Albert Einstein in America negli anni Cinquanta (©Picture-Alliance/Dpa/Lapresse)

bandiera bianca

La scuola italiana, tra genio e leggenda

Antonio Gurrado

Rep dice che c’è troppa ansia, troppa competitività e che si basa su criteri di selezione e valutazione oramai desueti. Ecco riaffacciarsi il vecchio luogo comune dei genii che andavano male a scuola

Repubblica dice che nella scuola italiana c’è troppa ansia, troppa competitività, una concezione tossica del merito, un’idolatria del mito del successo: per questo gli studenti si agitano, si deprimono, si sentono dei falliti, cambiano scuola da un giorno all’altro alla ricerca di un ricetto dove sentirsi al sicuro.
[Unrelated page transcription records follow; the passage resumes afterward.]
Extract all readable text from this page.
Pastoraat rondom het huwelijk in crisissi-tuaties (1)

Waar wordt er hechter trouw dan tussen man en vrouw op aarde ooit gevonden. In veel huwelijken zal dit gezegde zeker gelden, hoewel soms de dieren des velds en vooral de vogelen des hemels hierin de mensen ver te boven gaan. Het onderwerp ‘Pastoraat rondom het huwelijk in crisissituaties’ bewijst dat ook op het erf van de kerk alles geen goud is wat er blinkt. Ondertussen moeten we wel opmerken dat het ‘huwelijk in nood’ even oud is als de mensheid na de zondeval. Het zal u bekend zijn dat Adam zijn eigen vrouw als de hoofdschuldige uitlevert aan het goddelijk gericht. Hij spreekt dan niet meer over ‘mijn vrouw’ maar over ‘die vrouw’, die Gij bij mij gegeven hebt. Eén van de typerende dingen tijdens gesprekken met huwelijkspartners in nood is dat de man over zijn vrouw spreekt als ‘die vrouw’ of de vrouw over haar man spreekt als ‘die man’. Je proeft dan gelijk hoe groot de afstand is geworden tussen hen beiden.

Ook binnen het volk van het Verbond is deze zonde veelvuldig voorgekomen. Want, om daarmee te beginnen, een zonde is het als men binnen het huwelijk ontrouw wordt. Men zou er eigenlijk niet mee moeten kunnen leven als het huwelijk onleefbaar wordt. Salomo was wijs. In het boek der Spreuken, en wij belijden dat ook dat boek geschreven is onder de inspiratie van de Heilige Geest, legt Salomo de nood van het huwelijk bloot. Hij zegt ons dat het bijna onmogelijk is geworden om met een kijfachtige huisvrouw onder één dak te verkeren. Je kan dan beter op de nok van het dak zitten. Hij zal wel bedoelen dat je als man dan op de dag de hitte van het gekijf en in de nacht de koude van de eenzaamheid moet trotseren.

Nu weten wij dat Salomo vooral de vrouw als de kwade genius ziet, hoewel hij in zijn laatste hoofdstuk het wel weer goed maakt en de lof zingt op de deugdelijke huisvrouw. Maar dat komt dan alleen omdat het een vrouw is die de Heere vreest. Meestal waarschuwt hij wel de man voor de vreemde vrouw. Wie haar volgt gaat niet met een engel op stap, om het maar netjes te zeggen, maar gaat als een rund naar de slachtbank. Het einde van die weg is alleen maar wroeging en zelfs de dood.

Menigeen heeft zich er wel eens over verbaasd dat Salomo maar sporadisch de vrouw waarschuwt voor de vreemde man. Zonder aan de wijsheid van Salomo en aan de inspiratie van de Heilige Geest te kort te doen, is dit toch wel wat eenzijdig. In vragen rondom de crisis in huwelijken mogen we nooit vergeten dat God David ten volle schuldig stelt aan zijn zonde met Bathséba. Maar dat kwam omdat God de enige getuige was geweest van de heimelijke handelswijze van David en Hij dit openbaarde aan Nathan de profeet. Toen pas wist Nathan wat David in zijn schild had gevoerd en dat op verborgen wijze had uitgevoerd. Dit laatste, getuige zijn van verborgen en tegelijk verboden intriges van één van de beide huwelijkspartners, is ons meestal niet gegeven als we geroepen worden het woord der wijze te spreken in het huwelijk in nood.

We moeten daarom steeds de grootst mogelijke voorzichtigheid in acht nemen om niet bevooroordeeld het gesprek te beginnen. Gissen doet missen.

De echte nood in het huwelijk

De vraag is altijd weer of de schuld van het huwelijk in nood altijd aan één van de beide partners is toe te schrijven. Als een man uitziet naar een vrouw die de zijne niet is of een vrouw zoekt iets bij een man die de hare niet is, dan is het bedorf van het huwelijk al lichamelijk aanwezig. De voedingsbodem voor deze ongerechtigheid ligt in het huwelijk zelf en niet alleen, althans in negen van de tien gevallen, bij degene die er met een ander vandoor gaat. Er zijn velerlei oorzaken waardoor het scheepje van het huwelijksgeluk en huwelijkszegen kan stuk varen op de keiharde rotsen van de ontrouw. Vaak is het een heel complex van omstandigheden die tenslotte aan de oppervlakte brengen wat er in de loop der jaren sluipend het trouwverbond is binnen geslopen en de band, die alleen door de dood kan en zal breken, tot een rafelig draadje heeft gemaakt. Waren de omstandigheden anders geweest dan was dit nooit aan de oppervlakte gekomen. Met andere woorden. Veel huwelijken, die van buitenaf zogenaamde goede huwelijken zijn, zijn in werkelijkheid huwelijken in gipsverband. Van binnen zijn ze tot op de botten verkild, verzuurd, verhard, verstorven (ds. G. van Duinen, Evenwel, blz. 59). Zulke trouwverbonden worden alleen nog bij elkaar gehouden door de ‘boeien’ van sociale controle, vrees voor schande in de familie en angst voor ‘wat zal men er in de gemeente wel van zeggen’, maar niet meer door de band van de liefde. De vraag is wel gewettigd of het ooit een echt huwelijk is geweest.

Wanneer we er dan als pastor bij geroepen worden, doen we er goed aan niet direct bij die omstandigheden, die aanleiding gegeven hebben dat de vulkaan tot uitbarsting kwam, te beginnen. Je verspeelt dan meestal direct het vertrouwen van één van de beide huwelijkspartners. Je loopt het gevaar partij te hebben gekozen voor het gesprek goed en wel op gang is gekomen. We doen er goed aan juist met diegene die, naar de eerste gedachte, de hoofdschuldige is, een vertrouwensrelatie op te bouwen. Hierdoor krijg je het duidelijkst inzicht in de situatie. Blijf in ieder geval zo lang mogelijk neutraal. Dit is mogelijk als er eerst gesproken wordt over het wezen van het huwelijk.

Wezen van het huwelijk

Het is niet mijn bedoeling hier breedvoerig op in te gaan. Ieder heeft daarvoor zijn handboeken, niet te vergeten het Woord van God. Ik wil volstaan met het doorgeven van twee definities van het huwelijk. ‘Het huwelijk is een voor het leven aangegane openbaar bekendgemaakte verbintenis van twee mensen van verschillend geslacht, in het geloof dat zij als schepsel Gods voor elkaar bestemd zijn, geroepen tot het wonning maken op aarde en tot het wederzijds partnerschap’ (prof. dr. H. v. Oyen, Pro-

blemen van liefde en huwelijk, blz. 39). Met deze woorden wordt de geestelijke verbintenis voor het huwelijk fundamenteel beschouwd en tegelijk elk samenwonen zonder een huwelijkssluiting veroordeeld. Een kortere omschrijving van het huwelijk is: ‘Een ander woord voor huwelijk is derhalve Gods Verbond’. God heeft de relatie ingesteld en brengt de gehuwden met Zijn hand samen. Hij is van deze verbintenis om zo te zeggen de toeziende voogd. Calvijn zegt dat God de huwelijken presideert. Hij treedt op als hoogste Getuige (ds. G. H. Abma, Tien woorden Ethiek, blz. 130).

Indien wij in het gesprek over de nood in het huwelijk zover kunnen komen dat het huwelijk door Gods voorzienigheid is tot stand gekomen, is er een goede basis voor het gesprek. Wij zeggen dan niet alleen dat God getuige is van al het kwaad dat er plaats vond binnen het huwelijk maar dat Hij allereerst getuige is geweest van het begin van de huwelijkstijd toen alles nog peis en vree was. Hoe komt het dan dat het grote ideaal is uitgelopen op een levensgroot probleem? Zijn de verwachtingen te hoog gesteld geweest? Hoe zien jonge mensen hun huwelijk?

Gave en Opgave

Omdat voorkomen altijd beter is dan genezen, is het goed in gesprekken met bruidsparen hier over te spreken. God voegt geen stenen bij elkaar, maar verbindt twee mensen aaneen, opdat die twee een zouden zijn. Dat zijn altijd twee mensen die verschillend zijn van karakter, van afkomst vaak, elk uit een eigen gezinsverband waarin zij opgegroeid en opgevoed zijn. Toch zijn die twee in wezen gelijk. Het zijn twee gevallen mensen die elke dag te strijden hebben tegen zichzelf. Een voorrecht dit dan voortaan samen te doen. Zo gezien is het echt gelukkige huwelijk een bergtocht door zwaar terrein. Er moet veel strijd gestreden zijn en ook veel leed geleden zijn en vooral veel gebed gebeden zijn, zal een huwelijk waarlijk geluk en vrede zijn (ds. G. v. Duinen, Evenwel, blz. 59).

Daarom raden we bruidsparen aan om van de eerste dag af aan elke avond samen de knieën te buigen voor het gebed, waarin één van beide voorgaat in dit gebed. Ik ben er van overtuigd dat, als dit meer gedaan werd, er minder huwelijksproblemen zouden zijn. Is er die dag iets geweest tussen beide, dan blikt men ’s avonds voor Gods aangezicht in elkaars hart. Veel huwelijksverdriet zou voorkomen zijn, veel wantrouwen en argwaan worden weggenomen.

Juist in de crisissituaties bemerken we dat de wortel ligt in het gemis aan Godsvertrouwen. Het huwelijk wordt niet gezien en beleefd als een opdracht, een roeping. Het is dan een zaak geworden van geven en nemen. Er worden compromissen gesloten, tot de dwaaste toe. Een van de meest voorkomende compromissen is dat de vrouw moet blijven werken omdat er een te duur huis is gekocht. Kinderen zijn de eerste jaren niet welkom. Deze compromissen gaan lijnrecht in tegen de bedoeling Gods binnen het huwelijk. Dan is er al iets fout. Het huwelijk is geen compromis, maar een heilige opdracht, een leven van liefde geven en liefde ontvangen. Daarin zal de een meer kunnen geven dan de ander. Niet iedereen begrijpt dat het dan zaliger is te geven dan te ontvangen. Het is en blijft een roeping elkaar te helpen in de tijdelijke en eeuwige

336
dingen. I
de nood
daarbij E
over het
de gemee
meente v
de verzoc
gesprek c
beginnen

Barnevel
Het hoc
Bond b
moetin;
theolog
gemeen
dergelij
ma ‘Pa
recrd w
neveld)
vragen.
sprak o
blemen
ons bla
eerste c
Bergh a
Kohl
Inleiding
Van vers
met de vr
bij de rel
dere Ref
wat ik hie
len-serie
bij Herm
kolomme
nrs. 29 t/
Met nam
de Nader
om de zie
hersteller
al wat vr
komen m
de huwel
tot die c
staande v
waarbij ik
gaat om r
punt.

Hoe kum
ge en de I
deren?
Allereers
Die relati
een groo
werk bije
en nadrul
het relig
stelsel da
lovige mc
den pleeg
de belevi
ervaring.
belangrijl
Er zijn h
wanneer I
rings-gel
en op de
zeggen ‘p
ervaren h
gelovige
Dice anche che la scuola italiana si basa su criteri di selezione e valutazione oramai desueti, che non tengono conto delle effettive capacità di ogni singolo alunno quindi, anziché esaltarle, le comprimono e le inaridiscono.

  

È, ricicciata in nuova impaginazione, il vecchio luogo comune dei genii che andavano male a scuola, cui ha dato dignità scientifica James Hillman qualche anno fa: ne “Il codice dell’anima” elenca fra i somari di successo, tanto per gradire, Thomas Mann, Rabindranath Tagore, Mahatma Gandhi, Richard Feynman, Rainer Fassbinder, Jackson Pollock, John Lennon… Tutti genii, è indiscutibile. Però basta un’intelligenza media per capire che il fatto che alcuni genii siano andati male a scuola non esclude che milioni di persone vadano male a scuola senza essere dei genii.